Adolescents (median age 19 years) attending a large vocational school were provided with sexual health education. Students filled in a questionnaire measuring CT risk and were offered STD testing. Using univariate and multivariate analysis, we assessed differences between men and women in STD-related risk behavior, sexual problems, CT testing behavior and determinants of CT testing behavior.

Results

Of 345 participants, 70% were female. Of the 287 sexually active students, 75% were at high risk for CT; one third of women reported sexual problems. Of sexually active participants, 61% provided a self-administered specimen for STD testing. Independent determinants for testing included STD related symptoms and no condom use. All CT diagnoses were in the high-CT-risk group. In the high-risk group, STD testing showed an increased uptake, from 27% (previous self-reported test) to 65% (current test).

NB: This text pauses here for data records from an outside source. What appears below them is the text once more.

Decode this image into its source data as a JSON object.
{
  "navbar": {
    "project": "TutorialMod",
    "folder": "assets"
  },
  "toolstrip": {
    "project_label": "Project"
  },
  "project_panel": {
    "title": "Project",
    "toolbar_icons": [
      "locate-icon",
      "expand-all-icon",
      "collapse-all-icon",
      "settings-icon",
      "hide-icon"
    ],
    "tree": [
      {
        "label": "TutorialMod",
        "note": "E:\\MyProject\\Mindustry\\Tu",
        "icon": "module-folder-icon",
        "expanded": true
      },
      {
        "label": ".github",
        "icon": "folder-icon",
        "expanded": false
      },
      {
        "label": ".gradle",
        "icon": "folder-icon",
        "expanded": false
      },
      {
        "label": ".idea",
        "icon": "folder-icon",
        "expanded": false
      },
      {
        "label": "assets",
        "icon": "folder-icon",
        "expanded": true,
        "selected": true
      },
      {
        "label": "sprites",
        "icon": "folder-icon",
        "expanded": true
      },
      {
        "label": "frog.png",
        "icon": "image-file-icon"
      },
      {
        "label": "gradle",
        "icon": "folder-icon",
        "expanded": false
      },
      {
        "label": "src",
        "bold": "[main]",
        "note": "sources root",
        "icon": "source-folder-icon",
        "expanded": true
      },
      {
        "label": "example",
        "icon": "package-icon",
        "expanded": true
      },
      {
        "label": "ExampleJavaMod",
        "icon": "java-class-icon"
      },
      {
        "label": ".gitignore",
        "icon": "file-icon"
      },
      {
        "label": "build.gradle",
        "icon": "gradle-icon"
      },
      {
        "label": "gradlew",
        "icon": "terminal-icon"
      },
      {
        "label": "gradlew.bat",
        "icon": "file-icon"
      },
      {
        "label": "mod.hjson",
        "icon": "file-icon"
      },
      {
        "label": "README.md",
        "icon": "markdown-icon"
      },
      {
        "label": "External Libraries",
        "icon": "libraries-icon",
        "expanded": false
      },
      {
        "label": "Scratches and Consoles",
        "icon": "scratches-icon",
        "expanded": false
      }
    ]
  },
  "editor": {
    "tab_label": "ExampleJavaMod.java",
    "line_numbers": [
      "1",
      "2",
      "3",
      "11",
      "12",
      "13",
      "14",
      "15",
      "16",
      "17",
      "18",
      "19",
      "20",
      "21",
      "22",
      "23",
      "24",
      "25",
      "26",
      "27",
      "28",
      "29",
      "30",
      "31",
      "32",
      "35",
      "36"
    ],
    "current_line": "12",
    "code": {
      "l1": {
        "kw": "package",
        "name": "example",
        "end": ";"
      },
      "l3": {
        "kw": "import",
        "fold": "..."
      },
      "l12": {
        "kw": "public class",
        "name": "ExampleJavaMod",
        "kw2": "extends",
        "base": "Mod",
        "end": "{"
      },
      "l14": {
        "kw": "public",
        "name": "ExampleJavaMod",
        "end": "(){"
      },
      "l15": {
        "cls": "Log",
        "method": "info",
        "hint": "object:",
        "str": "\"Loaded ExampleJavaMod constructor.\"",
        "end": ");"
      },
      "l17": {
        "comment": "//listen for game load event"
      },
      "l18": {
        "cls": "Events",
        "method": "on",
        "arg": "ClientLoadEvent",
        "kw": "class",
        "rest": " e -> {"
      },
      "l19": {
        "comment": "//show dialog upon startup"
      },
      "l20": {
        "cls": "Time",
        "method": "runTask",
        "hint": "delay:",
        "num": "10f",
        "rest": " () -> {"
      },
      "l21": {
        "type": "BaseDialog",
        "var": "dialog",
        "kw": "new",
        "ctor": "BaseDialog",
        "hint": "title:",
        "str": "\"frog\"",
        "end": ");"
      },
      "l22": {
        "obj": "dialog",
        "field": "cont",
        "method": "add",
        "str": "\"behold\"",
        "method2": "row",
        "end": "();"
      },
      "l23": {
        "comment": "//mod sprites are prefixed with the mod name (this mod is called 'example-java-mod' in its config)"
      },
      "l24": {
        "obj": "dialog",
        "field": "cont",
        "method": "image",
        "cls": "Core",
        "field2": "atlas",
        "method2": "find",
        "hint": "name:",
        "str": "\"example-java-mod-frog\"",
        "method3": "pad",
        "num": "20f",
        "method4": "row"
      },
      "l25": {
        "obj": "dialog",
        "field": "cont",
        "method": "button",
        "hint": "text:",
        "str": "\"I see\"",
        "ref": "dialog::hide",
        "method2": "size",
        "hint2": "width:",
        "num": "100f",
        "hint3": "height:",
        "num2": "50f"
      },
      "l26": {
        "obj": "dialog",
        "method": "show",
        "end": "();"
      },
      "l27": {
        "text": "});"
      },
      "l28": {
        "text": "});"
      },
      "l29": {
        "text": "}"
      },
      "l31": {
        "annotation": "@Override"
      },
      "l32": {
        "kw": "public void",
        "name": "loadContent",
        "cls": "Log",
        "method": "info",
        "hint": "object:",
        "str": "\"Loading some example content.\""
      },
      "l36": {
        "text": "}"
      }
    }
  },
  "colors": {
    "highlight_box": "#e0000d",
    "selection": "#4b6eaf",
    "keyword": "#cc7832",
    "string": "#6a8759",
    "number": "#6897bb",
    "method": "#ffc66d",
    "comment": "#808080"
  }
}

CT prevalence was 5.7%.

Conclusions

Vocational school students are a target population for versatile sexual health prevention. When provided with CT testing facilities and education, self selection mechanisms seemed to increase CT testing rate dramatically in this high-CT-risk population expressing sexual problems. Considering the relative ease of testing and treating large numbers of young adults, offering tests at a vocational school is feasible in reaching adolescents for STD screening. Although cost-effectiveness remains an issue counseling is effective in increasing test rates.